I petardi Non paghi di ciò, giunti nei pressi dell’incrocio di San Brizio dall’interno dell’abitacolo della vettura lanciavano un altro petardo sui piedi di una persona che passava in quel frangente; ma poco dopo, in un tratto di strada che per la sua conformazione rendeva possibile l’intervento, il poliziotto riusciva a far arrestare la corsa dell’autoveicolo con a bordo i due soggetti i quali addirittura tentavano di proseguire la loro fuga immettendosi su una strada poderale non riuscendovi.

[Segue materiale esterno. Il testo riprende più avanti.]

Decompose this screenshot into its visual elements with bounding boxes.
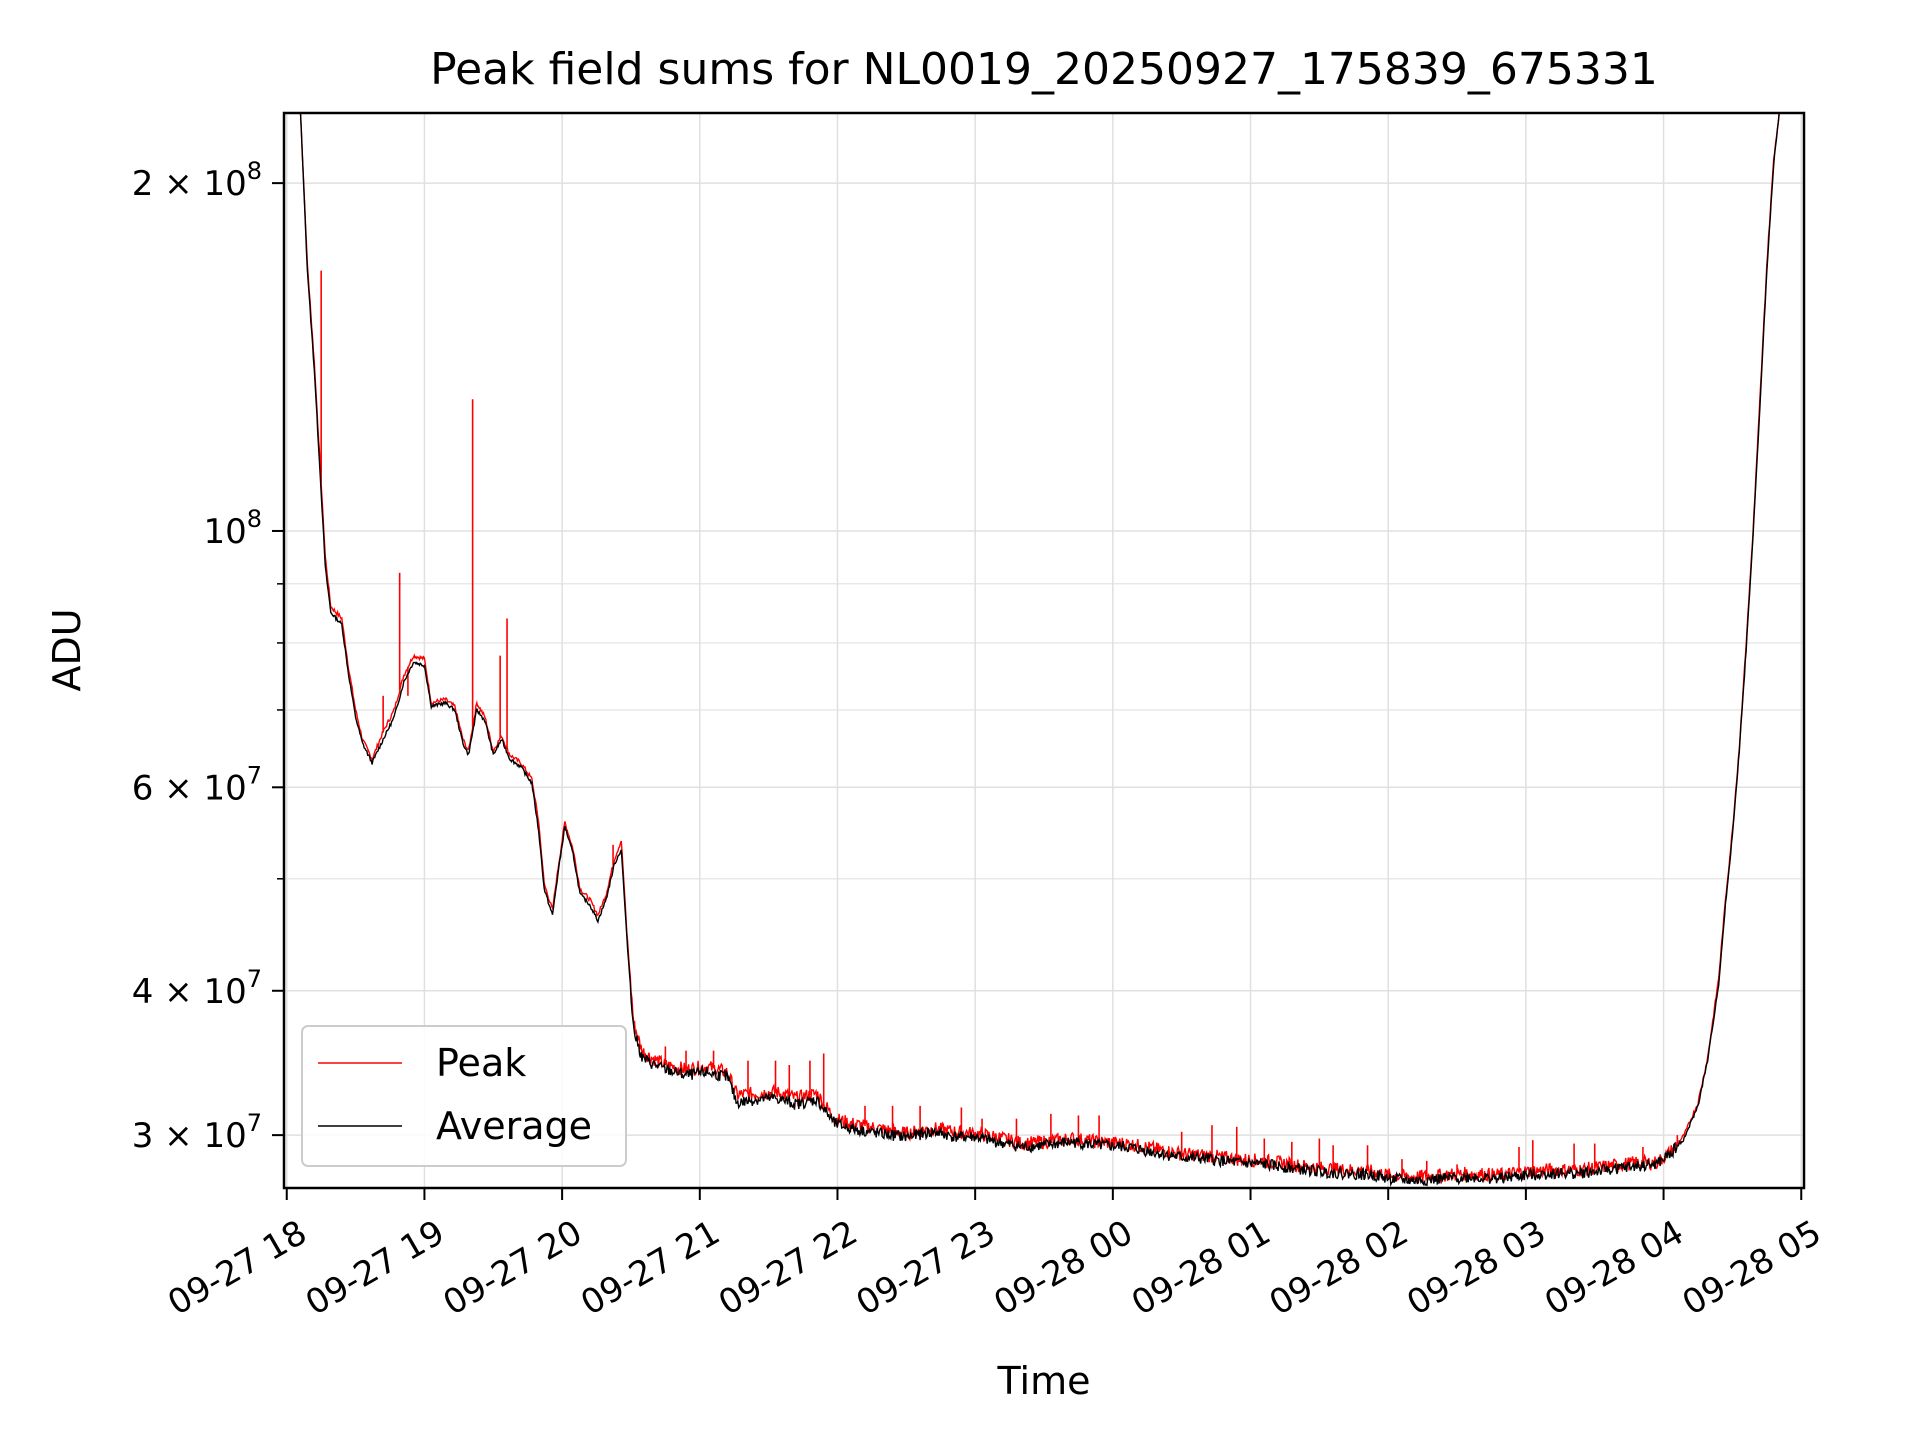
legend-peak-label: Peak [436,1041,526,1085]
legend-average-label: Average [436,1104,592,1148]
legend-box [301,1025,627,1167]
y-tick-label: 2 × 108 [132,157,262,204]
y-tick-label: 4 × 107 [132,965,262,1012]
grid-layer [284,113,1804,1188]
y-tick-label: 6 × 107 [132,761,262,808]
legend: Peak Average [301,1025,627,1167]
series-average-line [299,112,1780,1188]
y-axis: 3 × 107 4 × 107 6 × 107 108 2 × 108 [132,157,284,1156]
series-layer [299,112,1780,1188]
y-tick-label: 3 × 107 [132,1109,262,1156]
y-tick-label: 108 [203,505,262,552]
x-axis-label: Time [997,1359,1091,1403]
chart-title: Peak field sums for NL0019_20250927_1758… [430,44,1658,95]
y-axis-label: ADU [45,608,89,691]
plot-frame [282,111,1806,1190]
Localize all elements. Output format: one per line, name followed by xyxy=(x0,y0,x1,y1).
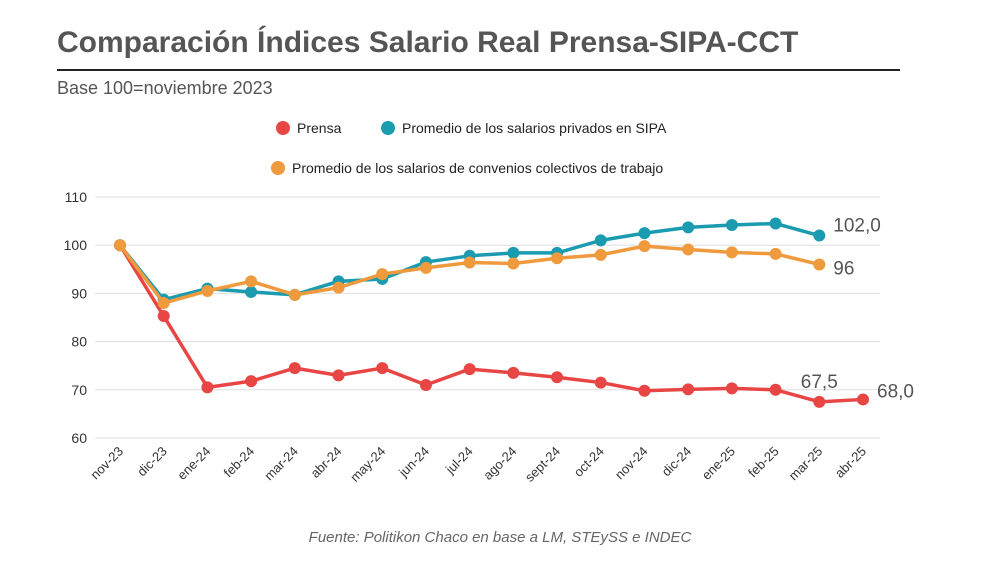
x-tick-label: mar-24 xyxy=(261,444,301,484)
data-point xyxy=(594,234,607,247)
x-tick-label: ene-25 xyxy=(699,444,738,483)
chart-title: Comparación Índices Salario Real Prensa-… xyxy=(57,26,799,59)
y-tick-label: 60 xyxy=(71,430,87,446)
data-point xyxy=(725,382,738,395)
data-label: 68,0 xyxy=(877,381,914,402)
data-point xyxy=(114,239,126,252)
data-point xyxy=(551,252,564,265)
x-tick-label: oct-24 xyxy=(571,444,607,480)
x-tick-label: abr-24 xyxy=(307,444,344,481)
data-point xyxy=(638,227,651,240)
x-tick-label: sept-24 xyxy=(522,444,563,485)
data-point xyxy=(288,288,301,301)
data-point xyxy=(682,383,695,396)
data-point xyxy=(376,268,389,281)
data-point xyxy=(813,229,826,242)
data-point xyxy=(682,243,695,256)
y-tick-label: 100 xyxy=(64,237,88,253)
data-point xyxy=(594,376,607,389)
data-point xyxy=(463,256,476,269)
data-point xyxy=(245,375,258,388)
data-point xyxy=(507,257,520,270)
data-point xyxy=(419,378,432,391)
data-point xyxy=(638,240,651,253)
chart-subtitle: Base 100=noviembre 2023 xyxy=(57,78,273,98)
data-point xyxy=(769,217,782,230)
data-point xyxy=(157,310,170,323)
data-point xyxy=(769,383,782,396)
data-label: 102,0 xyxy=(833,216,881,237)
series-line-0 xyxy=(118,244,864,404)
data-point xyxy=(288,362,301,375)
data-point xyxy=(594,248,607,261)
data-point xyxy=(507,366,520,379)
x-tick-label: feb-25 xyxy=(745,444,782,481)
data-point xyxy=(769,247,782,260)
data-point xyxy=(201,381,214,394)
data-point xyxy=(463,363,476,376)
data-point xyxy=(245,285,258,298)
data-point xyxy=(682,221,695,234)
x-tick-label: jun-24 xyxy=(395,444,432,481)
x-tick-label: nov-24 xyxy=(612,444,651,483)
data-point xyxy=(157,297,170,310)
data-label: 96 xyxy=(833,258,854,279)
legend-label: Promedio de los salarios privados en SIP… xyxy=(402,120,667,136)
data-label: 67,5 xyxy=(801,372,838,393)
data-point xyxy=(551,371,564,384)
legend-marker xyxy=(271,161,285,175)
x-tick-label: ene-24 xyxy=(174,444,213,483)
x-tick-label: feb-24 xyxy=(221,444,258,481)
title-divider xyxy=(57,69,900,71)
x-tick-label: dic-23 xyxy=(134,444,170,480)
x-tick-label: nov-23 xyxy=(87,444,126,483)
y-tick-label: 80 xyxy=(71,334,87,350)
legend-marker xyxy=(381,121,395,135)
x-tick-label: may-24 xyxy=(347,444,388,485)
data-point xyxy=(332,281,345,294)
y-tick-label: 90 xyxy=(71,285,87,301)
y-tick-label: 110 xyxy=(65,189,88,205)
data-point xyxy=(813,395,826,408)
data-point xyxy=(813,258,826,271)
x-tick-label: ago-24 xyxy=(480,444,519,483)
legend-label: Promedio de los salarios de convenios co… xyxy=(292,160,663,176)
data-point xyxy=(419,261,432,274)
data-point xyxy=(245,275,258,288)
x-tick-label: abr-25 xyxy=(832,444,869,481)
data-point xyxy=(201,284,214,297)
y-tick-label: 70 xyxy=(71,382,87,398)
x-tick-label: dic-24 xyxy=(659,444,695,480)
legend-marker xyxy=(276,121,290,135)
data-point xyxy=(638,384,651,397)
x-tick-label: jul-24 xyxy=(442,444,476,478)
data-point xyxy=(507,246,520,259)
data-point xyxy=(332,369,345,382)
data-point xyxy=(725,218,738,231)
data-point xyxy=(725,246,738,259)
data-point xyxy=(857,393,869,406)
data-point xyxy=(376,362,389,375)
x-tick-label: mar-25 xyxy=(786,444,826,484)
legend-label: Prensa xyxy=(297,120,342,136)
source-note: Fuente: Politikon Chaco en base a LM, ST… xyxy=(308,529,692,546)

Denunciati Dopo l’intervento della polizia e ad esito dei preliminari accertamenti i due sono stati condotti presso il commissariato di Spoleto ed espletate le formalità di rito sono stati poi denunciati per i reati di accensioni ed esplosioni pericolose nonché per getto di cose pericolose. Inoltre, proprio nei giorni scorsi, essendo emerso nel seguito degli accertamenti che una delle due persone denunciate era anche regolarmente titolare di licenza di porto d’armi per uso caccia e considerate le diverse e scellerate condotte poste in essere, effettuata una preliminare istruttoria è stato avviato il procedimento amministrativo per la revoca del titolo concessorio con la proposta per il ritiro del porto d’armi e l’emissione del provvedimento di divieto detenzione di qualsiasi arma e munizionamento.